In the course of fibrin formation, the D-domains of adjacent fibrin molecules within the fibrin polymer are covalently linked by factor XIIIa, leading to the formation of a D-domain dimer. Proteolysis of this cross-linked fibrin generates fibrin fragments D-dimer and E as terminal products. Fragment D-dimer therefore is an indicator for the proteolysis of cross-linked fibrin, whereas the monomeric fragment D can stem from fibrinogen and non-cross-linked fibrin. Various monoclonal antibodies have been prepared that distinguish between fragments D-dimer and D and allow the detection of fibrin derivatives in the presence of fibrinogen.

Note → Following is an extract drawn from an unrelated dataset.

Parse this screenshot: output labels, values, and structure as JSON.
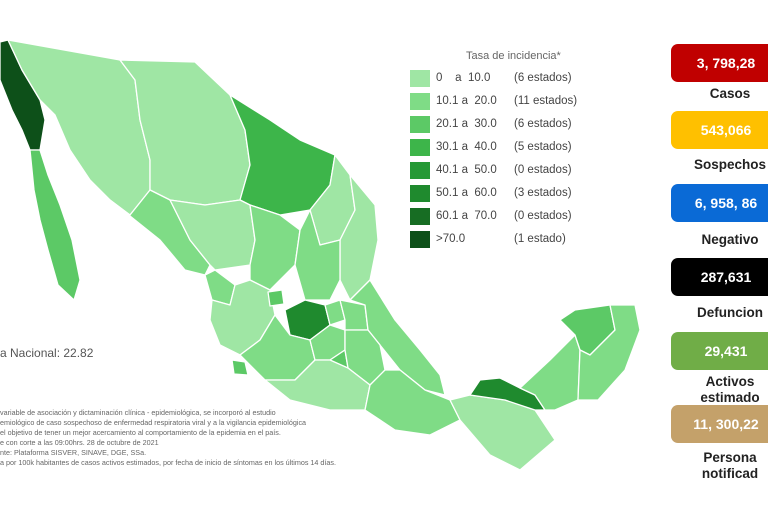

These anti-D-dimer-antibodies have been shown to react with fragment D-dimer, but also detect dimeric D-domains within larger fibrin compounds, including cross-linked fibrin complexes generated in an early phase of coagulation activation. Assay systems for D-dimer antigen therefore may uncover intravascular clot formation early, by detection of fibrin complexes, and after completion of clot formation, by the detection of proteolytic fragments released from the particulate clot. Various trials have shown that low concentrations of D-dimer antigen in the blood exclude recent venous thrombosis or pulmonary embolism. Elevated levels may be caused by venous thrombotic disease, but also by a variety of other conditions, leading to intra- or extravascular fibrin formation. Assay systems include manual immunoagglutination assays, immunofiltration assays, microtiter plate enzyme-linked immunosorbent assay (ELISA) systems, automated ELISA systems, and latex-enhanced photometric immunoassays. According to clinical studies, D-dimer assays may be the "first line" of technical screening in symptomatic outpatients with suspected venous thrombosis or pulmonary embolism, but further prospective management trials, and improved standardization of assay systems, are needed for the validation of this approach.